Hororata's community defibrillator next to GAS Hororata. Photo: Geoff Sloan
Hororata's community defibrillator next to GAS Hororata. Photo: Geoff Sloan
Tony said the last thing he remembered before waking up in hospital a few days after he collapsed on the farm, was talking to his wife Jean on the phone to tell her he did not feel well. He had phoned Jean after getting out of the tractor where he had just made the call to the friend who alerted Oakley.

“It’s absolutely amazing that they have got these defibrillators around the community, I didn’t even know that they had one there actually,” Tony said.

Jean said the call for help from her husband came to the landline, at their home in Greenpark. It was fortunate she was right by the phone at that time, doing bookwork. She stayed on the line as she used her cellphone to call daughter Melissa, and then emergency services.

“I was yelling at him: ‘Keep breathing, keep breathing’,” Jean said.

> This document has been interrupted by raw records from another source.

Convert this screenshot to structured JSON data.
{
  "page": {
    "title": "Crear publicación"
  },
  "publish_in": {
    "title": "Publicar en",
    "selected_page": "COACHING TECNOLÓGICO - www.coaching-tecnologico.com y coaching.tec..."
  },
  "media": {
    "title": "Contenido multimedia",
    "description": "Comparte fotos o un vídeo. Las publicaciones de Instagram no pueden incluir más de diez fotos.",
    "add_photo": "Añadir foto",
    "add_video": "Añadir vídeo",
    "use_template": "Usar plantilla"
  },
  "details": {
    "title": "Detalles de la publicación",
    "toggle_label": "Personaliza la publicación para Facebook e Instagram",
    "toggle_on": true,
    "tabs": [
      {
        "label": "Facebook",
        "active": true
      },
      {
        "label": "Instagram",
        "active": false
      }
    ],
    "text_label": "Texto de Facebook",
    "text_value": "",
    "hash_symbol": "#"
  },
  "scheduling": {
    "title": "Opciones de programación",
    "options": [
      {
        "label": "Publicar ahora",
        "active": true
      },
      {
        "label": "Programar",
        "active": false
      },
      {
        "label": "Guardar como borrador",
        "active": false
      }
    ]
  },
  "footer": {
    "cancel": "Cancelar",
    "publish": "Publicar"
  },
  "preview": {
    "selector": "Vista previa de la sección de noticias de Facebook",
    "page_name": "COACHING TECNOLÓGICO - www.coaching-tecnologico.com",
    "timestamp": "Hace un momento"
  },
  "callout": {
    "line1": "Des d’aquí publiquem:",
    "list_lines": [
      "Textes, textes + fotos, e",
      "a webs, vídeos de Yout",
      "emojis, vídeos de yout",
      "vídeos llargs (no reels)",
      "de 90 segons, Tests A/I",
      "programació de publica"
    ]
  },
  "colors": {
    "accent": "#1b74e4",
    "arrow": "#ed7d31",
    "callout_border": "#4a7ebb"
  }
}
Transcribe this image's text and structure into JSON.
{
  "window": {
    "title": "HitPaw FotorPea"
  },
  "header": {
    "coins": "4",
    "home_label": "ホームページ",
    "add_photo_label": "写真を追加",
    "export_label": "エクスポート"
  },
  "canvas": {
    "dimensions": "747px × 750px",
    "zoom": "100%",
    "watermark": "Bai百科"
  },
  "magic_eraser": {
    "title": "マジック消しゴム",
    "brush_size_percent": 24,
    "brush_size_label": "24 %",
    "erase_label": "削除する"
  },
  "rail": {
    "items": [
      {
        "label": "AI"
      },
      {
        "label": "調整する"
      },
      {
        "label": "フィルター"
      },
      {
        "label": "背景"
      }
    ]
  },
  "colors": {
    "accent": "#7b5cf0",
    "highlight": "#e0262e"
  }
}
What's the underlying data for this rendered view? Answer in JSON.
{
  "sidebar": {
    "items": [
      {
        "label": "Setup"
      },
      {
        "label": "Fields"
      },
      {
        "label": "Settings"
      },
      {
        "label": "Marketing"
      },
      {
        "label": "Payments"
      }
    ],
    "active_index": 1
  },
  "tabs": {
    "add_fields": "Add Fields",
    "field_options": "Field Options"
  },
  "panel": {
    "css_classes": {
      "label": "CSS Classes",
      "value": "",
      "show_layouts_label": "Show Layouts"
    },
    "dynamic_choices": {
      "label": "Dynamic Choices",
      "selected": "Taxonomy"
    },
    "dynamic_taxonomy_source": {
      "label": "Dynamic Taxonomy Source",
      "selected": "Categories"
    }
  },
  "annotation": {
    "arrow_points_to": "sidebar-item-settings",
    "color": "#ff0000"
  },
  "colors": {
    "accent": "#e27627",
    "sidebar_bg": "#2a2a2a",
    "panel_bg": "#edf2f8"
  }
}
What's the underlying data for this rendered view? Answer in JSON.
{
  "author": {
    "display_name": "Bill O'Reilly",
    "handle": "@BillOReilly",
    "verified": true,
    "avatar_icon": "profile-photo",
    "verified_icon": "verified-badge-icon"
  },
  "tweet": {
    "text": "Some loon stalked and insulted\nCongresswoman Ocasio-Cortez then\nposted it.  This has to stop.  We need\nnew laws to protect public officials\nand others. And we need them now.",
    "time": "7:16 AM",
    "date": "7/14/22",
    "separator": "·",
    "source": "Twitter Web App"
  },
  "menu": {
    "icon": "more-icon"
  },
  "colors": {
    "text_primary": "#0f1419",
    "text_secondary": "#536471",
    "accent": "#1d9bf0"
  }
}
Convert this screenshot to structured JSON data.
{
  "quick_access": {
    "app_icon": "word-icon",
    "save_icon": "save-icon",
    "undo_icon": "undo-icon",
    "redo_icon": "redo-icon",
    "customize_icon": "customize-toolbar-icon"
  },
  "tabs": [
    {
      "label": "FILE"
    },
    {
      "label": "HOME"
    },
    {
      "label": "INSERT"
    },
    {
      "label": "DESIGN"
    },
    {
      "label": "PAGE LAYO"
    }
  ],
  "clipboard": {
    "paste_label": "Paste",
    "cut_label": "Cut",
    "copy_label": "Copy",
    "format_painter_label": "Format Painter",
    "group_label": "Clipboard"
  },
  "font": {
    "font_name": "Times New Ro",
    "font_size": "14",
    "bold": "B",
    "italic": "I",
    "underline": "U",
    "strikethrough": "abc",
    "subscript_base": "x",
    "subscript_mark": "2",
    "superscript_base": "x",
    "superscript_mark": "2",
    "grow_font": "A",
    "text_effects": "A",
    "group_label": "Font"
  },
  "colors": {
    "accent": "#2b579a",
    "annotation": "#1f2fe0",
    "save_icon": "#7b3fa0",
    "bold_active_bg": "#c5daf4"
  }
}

She then heard the rescue scene unfolding as she stayed on the landline, including Melissa and Leithan dragging Tony to the dairy raceway and then Melissa giving her son instructions to hold up his granfather’s legs to keep the circulation going around his heart.

The community defibrillator instructions. Photo: Geoff Sloan
The community defibrillator instructions. Photo: Geoff Sloan
Their son-in-law Deane Parker said he was proud of his wife Melissa and his two sons for the role they played.

Leithan’s younger brother Eddy, 7, rode his bicycle to the cow shed to meet emergency services and tell them where to go.

“It was quite the family affair,” Parker said.

Jean thanked “divine providence” for people coincidentally being in the right place at the right time to take the crucial phone calls made that day.

It was the second heart attack her husband had survived, the last one about 15 years ago.

“The cardiologist said to us: ‘You have a 10 per cent of surviving a cardiac arrest outside of hospital.’ He said: ‘You have survived two cardiac arrests outside of hospital, there are no statistics’,” Jean said.